I remember one Christmas Eve years ago, when I was a Sunday School teacher trying to wrangle small children dressed as shepherds and herd animals dressed as small children and deal with both kings and wise guys and try not to show favouritism to the little angels …
There was a ten-year-old girl who was not at all happy to be there at the pageant rehearsal. Ten going on eleven is a difficult age: everyone tells you that you’re growing up, but they still treat you like a child. There are secrets whispered around the house behind closed doors, and you are awake late enough into the evening to hear both them and the raised voices that might follow. Your body keeps growing and changing – you can’t rely on it from one day to the next to be in the same condition as you left it in the night before. Everything is in flux, there is little security to be found, and it is frightening and frustrating, so this young girl was understandably angry at the world, at the pageant, and at her mother. “I don’t want to,” and “I hate you,” were the refrains to her Christmas caroling.
And this, this was the child they had chosen to be Mary.
The pageant director showed her, in no uncertain terms, her place. The child sat scowling, kicking her foot in front of her.
The mother of the baby Jesus, little Joshua, brought her son, her firstborn, her heart, and placed him in the girl’s arms. And she changed.
Her foot stopped swinging. Her face stopped scowling. Her breathing grew quiet and calm, as though she were breathing the sleeping child a lullaby. A kind of peace – the kind of peace which passes all understanding, came, not as if out of nowhere but as if out of the core of her being, called out of her by the baby boy in her arms. She sat, suddenly serene, and all of the little shepherds and the wise guys and the animals and the angels tiptoed around her in reverence and awe for as long as the spell lasted, which was for as long as the baby was in her arms. And even later, as they trailed away for the journey home, you could still find traces of calmness in the air where they had sat and moved and had their being.
I think that one of God’s wisest moments was when the choice was made to be born as a vulnerable and dependent child. The fact that we depend on an almighty God for our very being is a wonderful comfort in times of deep despair, and it can be one of great frustration when we wish that we could do more for ourselves, make the world in our own image.

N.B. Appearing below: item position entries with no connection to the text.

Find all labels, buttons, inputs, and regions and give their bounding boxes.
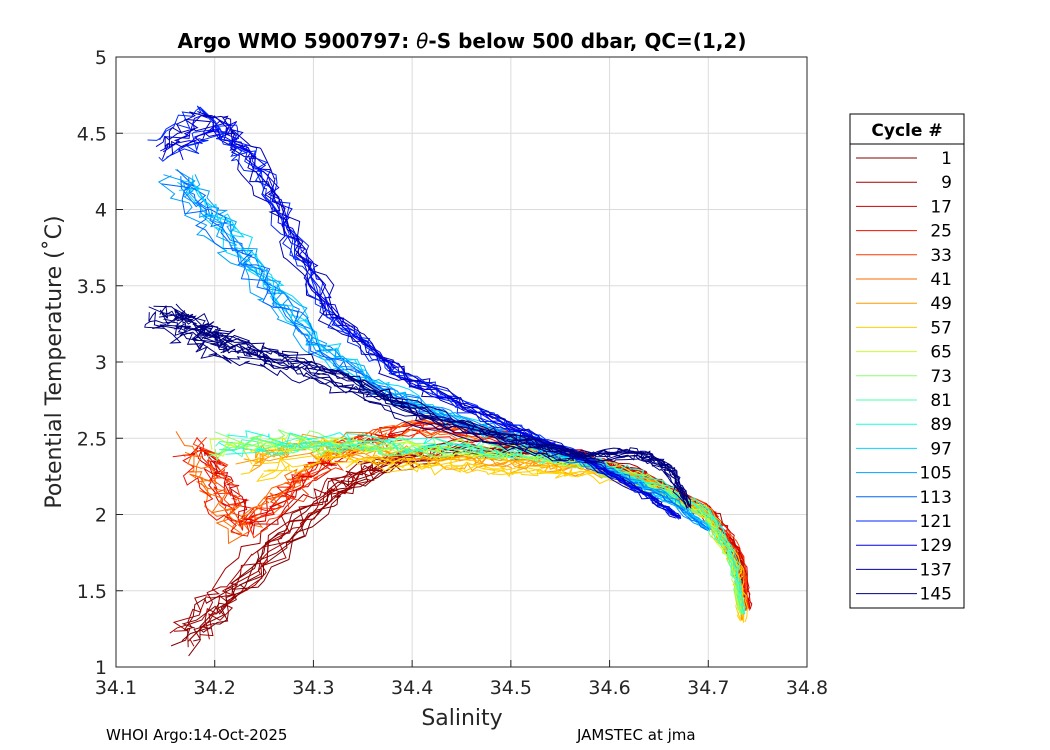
legend-label: 145 — [920, 585, 952, 605]
legend-title: Cycle # — [871, 121, 942, 141]
legend-label: 33 — [930, 246, 952, 266]
legend-label: 17 — [930, 197, 952, 217]
cycle-profile-line — [158, 313, 692, 508]
y-tick-label: 3.5 — [77, 276, 107, 298]
cycle-profile-line — [149, 320, 690, 508]
cycle-profile-line — [218, 437, 743, 614]
cycle-profile-line — [180, 176, 710, 531]
legend-label: 89 — [930, 415, 952, 435]
cycle-profile-line — [148, 306, 689, 506]
legend-label: 49 — [930, 294, 952, 314]
y-tick-label: 4.5 — [77, 123, 107, 145]
legend-label: 81 — [930, 391, 952, 411]
y-tick-label: 5 — [95, 47, 107, 69]
cycle-profile-line — [158, 128, 680, 520]
legend-label: 9 — [941, 173, 952, 193]
curves — [144, 105, 753, 657]
x-tick-label: 34.2 — [194, 677, 236, 699]
legend-label: 121 — [920, 512, 952, 532]
cycle-profile-line — [144, 320, 688, 509]
legend-label: 105 — [920, 464, 952, 484]
legend-entries: 1 9 17 25 33 41 49 57 65 73 81 89 97 105 113 121 129 137 1… — [856, 149, 952, 605]
y-tick-label: 1 — [95, 657, 107, 679]
legend-label: 57 — [930, 318, 952, 338]
x-ticks: 34.1 34.2 34.3 34.4 34.5 34.6 34.7 34.8 — [95, 660, 828, 699]
legend-label: 41 — [930, 270, 952, 290]
footer-right: JAMSTEC at jma — [577, 726, 696, 744]
cycle-profile-line — [226, 430, 745, 613]
y-tick-label: 2 — [95, 505, 107, 527]
x-tick-label: 34.6 — [588, 677, 630, 699]
cycle-profile-line — [174, 322, 692, 509]
legend: Cycle # 1 9 17 25 33 41 49 57 65 73 81 89 97 105 113 12… — [849, 113, 965, 609]
y-tick-label: 3 — [95, 352, 107, 374]
x-tick-label: 34.7 — [687, 677, 729, 699]
x-tick-label: 34.8 — [786, 677, 828, 699]
y-ticks: 1 1.5 2 2.5 3 3.5 4 4.5 5 — [77, 47, 123, 679]
cycle-profile-line — [168, 111, 678, 517]
legend-label: 25 — [930, 222, 952, 242]
legend-label: 137 — [920, 560, 952, 580]
cycle-profile-line — [215, 439, 743, 615]
cycle-profile-line — [152, 323, 689, 509]
legend-box — [849, 113, 965, 609]
legend-label: 97 — [930, 439, 952, 459]
legend-label: 65 — [930, 343, 952, 363]
chart-title: Argo WMO 5900797: θ-S below 500 dbar, QC… — [178, 29, 747, 53]
legend-label: 1 — [941, 149, 952, 169]
x-axis-label: Salinity — [421, 706, 502, 731]
cycle-profile-line — [161, 118, 677, 519]
x-tick-label: 34.3 — [292, 677, 334, 699]
legend-label: 129 — [920, 536, 952, 556]
cycle-profile-line — [163, 115, 680, 518]
legend-label: 73 — [930, 367, 952, 387]
footer-left: WHOI Argo:14-Oct-2025 — [106, 726, 288, 744]
legend-label: 113 — [920, 488, 952, 508]
x-tick-label: 34.1 — [95, 677, 137, 699]
x-tick-label: 34.5 — [490, 677, 532, 699]
y-tick-label: 1.5 — [77, 581, 107, 603]
y-tick-label: 4 — [95, 200, 107, 222]
y-axis-label: Potential Temperature (˚C) — [42, 215, 67, 508]
y-tick-label: 2.5 — [77, 428, 107, 450]
x-tick-label: 34.4 — [391, 677, 433, 699]
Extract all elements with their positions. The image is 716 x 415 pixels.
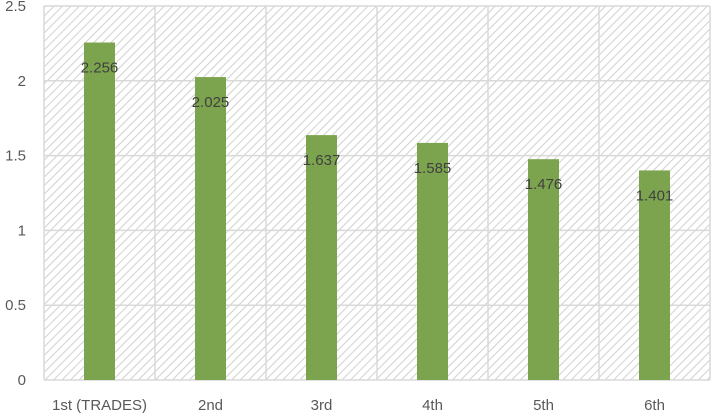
y-tick-label: 2.5 <box>5 0 26 15</box>
gridlines <box>43 5 711 381</box>
data-label: 1.401 <box>636 187 674 204</box>
x-tick-label: 1st (TRADES) <box>52 397 147 414</box>
bar <box>528 159 559 380</box>
bar <box>84 42 115 380</box>
data-label: 2.256 <box>81 60 119 77</box>
x-tick-label: 6th <box>644 397 665 414</box>
data-label: 1.476 <box>525 176 563 193</box>
bars <box>84 42 670 380</box>
x-tick-label: 4th <box>422 397 443 414</box>
y-tick-label: 1 <box>18 222 26 239</box>
x-tick-label: 2nd <box>198 397 223 414</box>
x-tick-label: 5th <box>533 397 554 414</box>
data-labels: 2.256 2.025 1.637 1.585 1.476 1.401 <box>81 60 674 205</box>
y-tick-label: 2 <box>18 73 26 90</box>
y-tick-label: 0 <box>18 372 26 389</box>
bar <box>639 170 670 380</box>
x-axis: 1st (TRADES) 2nd 3rd 4th 5th 6th <box>52 397 665 414</box>
data-label: 2.025 <box>192 94 230 111</box>
y-axis: 0 0.5 1 1.5 2 2.5 <box>5 0 26 389</box>
data-label: 1.637 <box>303 152 341 169</box>
data-label: 1.585 <box>414 160 452 177</box>
y-tick-label: 0.5 <box>5 297 26 314</box>
x-tick-label: 3rd <box>311 397 333 414</box>
y-tick-label: 1.5 <box>5 148 26 165</box>
bar <box>417 142 448 380</box>
bar <box>306 135 337 380</box>
bar <box>195 77 226 380</box>
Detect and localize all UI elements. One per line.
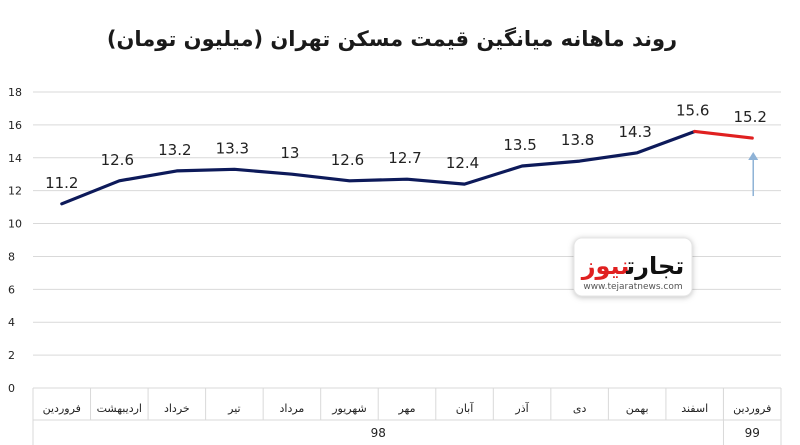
data-label: 13	[280, 144, 299, 162]
y-tick-label: 0	[8, 382, 15, 395]
y-tick-label: 16	[8, 119, 22, 132]
y-tick-label: 2	[8, 349, 15, 362]
data-label: 15.2	[734, 108, 767, 126]
x-category-label: اسفند	[681, 402, 708, 415]
data-label: 13.3	[216, 139, 249, 157]
x-category-label: خرداد	[164, 402, 190, 415]
grid	[33, 91, 781, 389]
y-tick-label: 10	[8, 218, 22, 231]
year-groups: 98 99	[371, 426, 760, 440]
x-category-label: شهریور	[331, 402, 366, 415]
watermark-brand: تجارتنیوز	[581, 252, 685, 280]
x-category-label: آبان	[456, 401, 474, 415]
data-label: 11.2	[45, 174, 78, 192]
data-label: 12.6	[101, 151, 134, 169]
data-label: 13.5	[503, 136, 536, 154]
y-tick-label: 8	[8, 250, 15, 263]
watermark-logo: تجارتنیوز www.tejaratnews.com	[573, 237, 693, 297]
x-axis-categories: فروردین اردیبهشت خرداد تیر مرداد شهریور مهر آبا…	[43, 401, 772, 415]
watermark-url: www.tejaratnews.com	[583, 282, 682, 292]
x-category-label: تیر	[227, 402, 240, 415]
highlight-segment	[693, 129, 754, 140]
category-table	[32, 388, 782, 445]
arrow-head	[748, 152, 759, 161]
up-arrow-icon	[748, 152, 759, 197]
y-tick-label: 14	[8, 152, 22, 165]
x-category-label: بهمن	[626, 402, 649, 415]
data-labels: 11.2 12.6 13.2 13.3 13 12.6 12.7 12.4 13.5 13.8 14…	[45, 101, 767, 191]
data-label: 12.4	[446, 154, 479, 172]
y-tick-label: 18	[8, 86, 22, 99]
chart-title: روند ماهانه میانگین قیمت مسکن تهران (میل…	[107, 26, 677, 51]
x-category-label: اردیبهشت	[97, 402, 142, 415]
x-category-label: مهر	[397, 402, 415, 415]
x-category-label: دی	[573, 402, 587, 415]
data-label: 12.7	[388, 149, 421, 167]
data-label: 13.8	[561, 131, 594, 149]
y-tick-label: 6	[8, 283, 15, 296]
data-label: 13.2	[158, 141, 191, 159]
data-label: 14.3	[618, 123, 651, 141]
watermark-box	[573, 237, 693, 297]
year-group-label: 98	[371, 426, 386, 440]
year-group-label: 99	[745, 426, 760, 440]
x-category-label: مرداد	[280, 402, 305, 415]
data-label: 15.6	[676, 101, 709, 119]
x-category-label: آذر	[514, 401, 529, 415]
series-path	[60, 129, 697, 206]
data-label: 12.6	[331, 151, 364, 169]
y-axis: 0 2 4 6 8 10 12 14 16 18	[8, 86, 22, 395]
x-category-label: فروردین	[43, 402, 81, 415]
series-line	[60, 129, 754, 206]
y-tick-label: 4	[8, 316, 15, 329]
y-tick-label: 12	[8, 185, 22, 198]
x-category-label: فروردین	[733, 402, 771, 415]
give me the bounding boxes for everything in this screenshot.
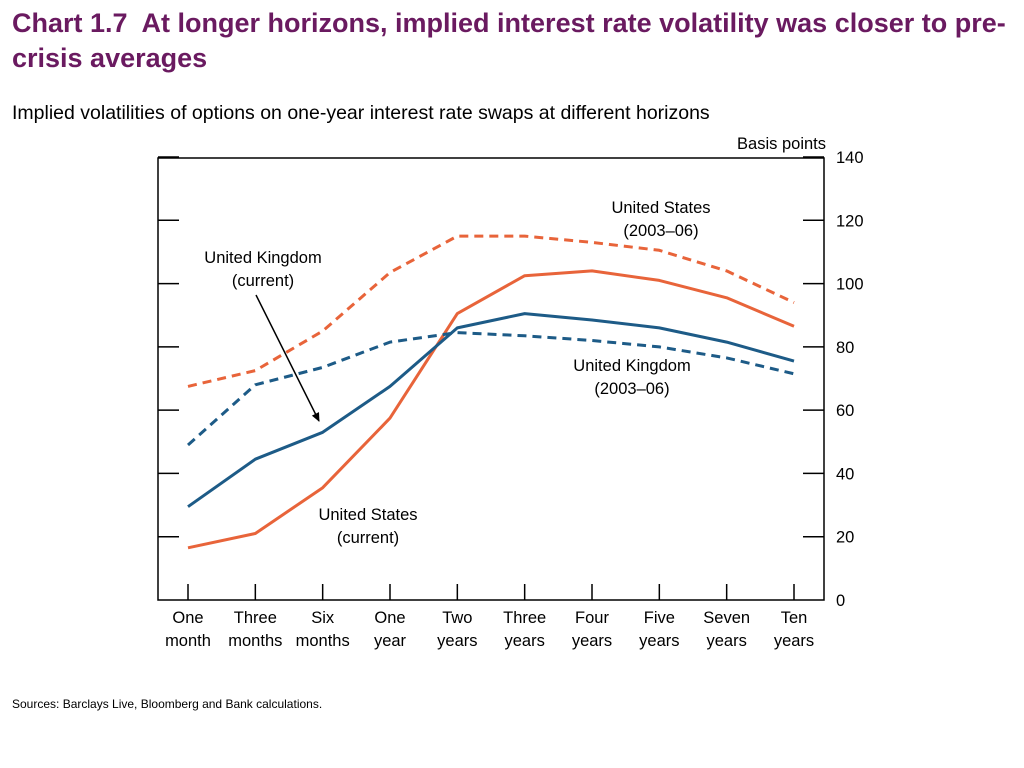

In coming to us as a newborn baby, God shared our dependence, our lack of control, our frustrated cries, our hunger and the pain of separation; our deepest danger and our profound doubt in the face of an uncertain future.
We are told that Christmas is a time of joy, and it is, but joy is about more than happy feelings and bubbly thoughts. Joy, true joy is more complex; it understands frustration and anger and fear, even deep sadness, and it owns them. Joy does not depend on the perfection of the season, or of the world, or of our lives, thank God. Instead, joy is that which allows our entire being to know that we are beloved of God, as newborn infants cradled in gentle arms, whether we are crying or sleeping, or scowling or smiling. Joy is the knowledge that God delights in us, and calls us into that peace which passes all understanding, through the birth of a child at Christmas time, in the bleak midwinter, when all was dark and cold, and the only light was a stable lamp, lit to brighten the arrival of the one who loves us all. And that is the joy, the peace and the joy, that I wish you all this Christmas time.